Les scientifiques ont analysé 218 échantillons d'eau collectés lors de l'Expédition de Circumnavigation Antarctique, une mission scientifique de trois mois effectuée entre 2016 et 2017. Les résultats du séquençage de l'ADN ont été croisés avec des bases de données de gènes marins existantes, révélant des résultats surprenants.
Des découvertes qui dépassent les attentes
Le bilan est édifiant : 38 % des gènes identifiés n'ont aucune correspondance dans les bases de données marines connues. Plus d'un gène sur trois est entièrement absent de la littérature scientifique. Ces gènes inconnus ne se présentent pas sous une forme homogène, mais s'organisent en communautés distinctes, structurées par des masses d'eau et des courants océaniques.
- Chaque couche d'eau abrite ses propres microbes, adaptés à des conditions spécifiques de température, de salinité et de pression.
- L'océan Austral fonctionne comme un archipel biologique invisible, où chaque territoire possède sa propre signature génétique.
Un rôle crucial dans la photosynthèse et le cycle du carbone
Ces organismes ne sont pas de simples spectateurs de l'environnement polaire. Par exemple, le phytoplancton, qui comprend des microalgues en suspension dans l'eau, est responsable de la moitié de la photosynthèse de la planète. D'autres bactéries jouent un rôle essentiel dans le traitement du carbone capturé, contribuant à son recyclage en surface ou à son envoi vers les profondeurs.
Une analyse relayée par Earth.com souligne que plusieurs des gènes nouvellement identifiés aident les microbes à décomposer des composés riches en soufre, libérant ainsi des gaz qui influencent la formation des nuages. La bactérie Pelagibacter, présente dans presque tous les océans du monde, illustre parfaitement cette diversité fonctionnelle. Dans les eaux chaudes, certaines variantes portent des gènes spécialisés dans l'absorption de métaux comme le nickel et le zinc, tandis que dans les eaux froides antarctiques, d'autres variants activent des gènes liés à la résistance au stress oxydatif.
Une dimension essentielle face au changement climatique
Ces découvertes prennent une ampleur particulière dans le contexte du changement climatique. L'océan Austral joue un rôle majeur en absorbant une part significative du dioxyde de carbone et de la chaleur générés par les activités humaines. Cependant, le réchauffement climatique modifie la circulation des masses d'eau qui structurent les communautés microbiennes. Cela pourrait entraîner une réorganisation de ces courants, redistribuant ainsi l'activité microbienne de la région sans qu'aucune côte ne se déplace.
Les chercheurs soulignent que ces gènes inconnus représentent une multitude de fonctions biologiques encore à explorer. Comprendre leur rôle exact dans les cycles du carbone et du soufre pourrait permettre de perfectionner les modèles climatiques actuels. Pour cela, une surveillance génétique continue tout au long de l'année s'avère indispensable.

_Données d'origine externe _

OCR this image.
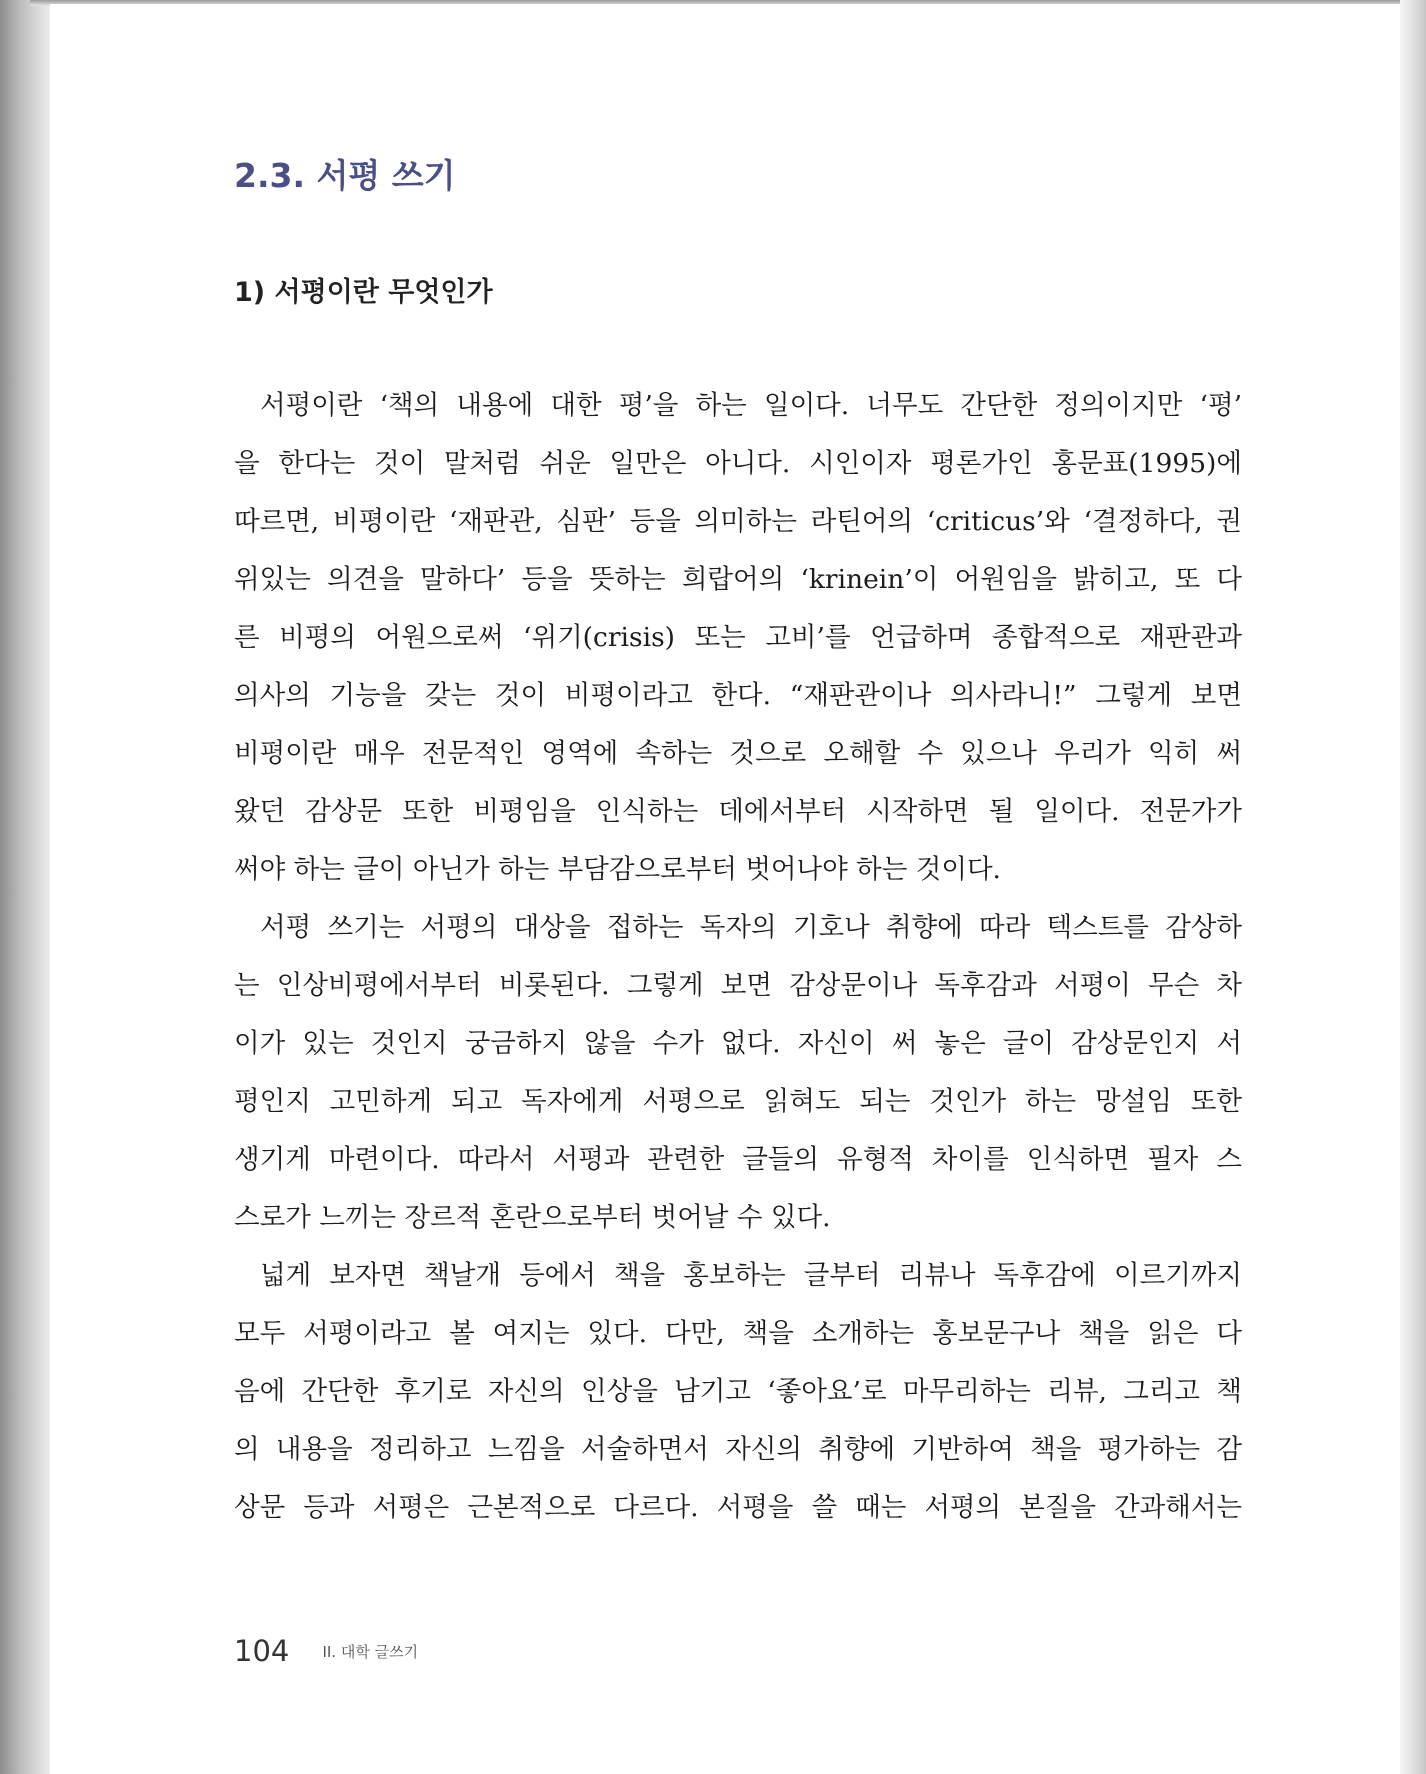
2.3. 서평 쓰기
1) 서평이란 무엇인가
서평이란 ‘책의 내용에 대한 평’을 하는 일이다. 너무도 간단한 정의이지만 ‘평’
을 한다는 것이 말처럼 쉬운 일만은 아니다. 시인이자 평론가인 홍문표(1995)에
따르면, 비평이란 ‘재판관, 심판’ 등을 의미하는 라틴어의 ‘criticus’와 ‘결정하다, 권
위있는 의견을 말하다’ 등을 뜻하는 희랍어의 ‘krinein’이 어원임을 밝히고, 또 다
른 비평의 어원으로써 ‘위기(crisis) 또는 고비’를 언급하며 종합적으로 재판관과
의사의 기능을 갖는 것이 비평이라고 한다. “재판관이나 의사라니!” 그렇게 보면
비평이란 매우 전문적인 영역에 속하는 것으로 오해할 수 있으나 우리가 익히 써
왔던 감상문 또한 비평임을 인식하는 데에서부터 시작하면 될 일이다. 전문가가
써야 하는 글이 아닌가 하는 부담감으로부터 벗어나야 하는 것이다.
서평 쓰기는 서평의 대상을 접하는 독자의 기호나 취향에 따라 텍스트를 감상하
는 인상비평에서부터 비롯된다. 그렇게 보면 감상문이나 독후감과 서평이 무슨 차
이가 있는 것인지 궁금하지 않을 수가 없다. 자신이 써 놓은 글이 감상문인지 서
평인지 고민하게 되고 독자에게 서평으로 읽혀도 되는 것인가 하는 망설임 또한
생기게 마련이다. 따라서 서평과 관련한 글들의 유형적 차이를 인식하면 필자 스
스로가 느끼는 장르적 혼란으로부터 벗어날 수 있다.
넓게 보자면 책날개 등에서 책을 홍보하는 글부터 리뷰나 독후감에 이르기까지
모두 서평이라고 볼 여지는 있다. 다만, 책을 소개하는 홍보문구나 책을 읽은 다
음에 간단한 후기로 자신의 인상을 남기고 ‘좋아요’로 마무리하는 리뷰, 그리고 책
의 내용을 정리하고 느낌을 서술하면서 자신의 취향에 기반하여 책을 평가하는 감
상문 등과 서평은 근본적으로 다르다. 서평을 쓸 때는 서평의 본질을 간과해서는
104 II. 대학 글쓰기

Un avenir prometteur pour la recherche scientifique
L'océan Austral, longtemps considéré comme une zone marginale de la recherche scientifique, s'impose désormais comme un territoire clé pour appréhender les enjeux futurs du climat terrestre. Les travaux en cours pourraient offrir de nouvelles perspectives sur la manière dont ces microbes influent sur notre environnement et sur les défis à venir liés au changement climatique.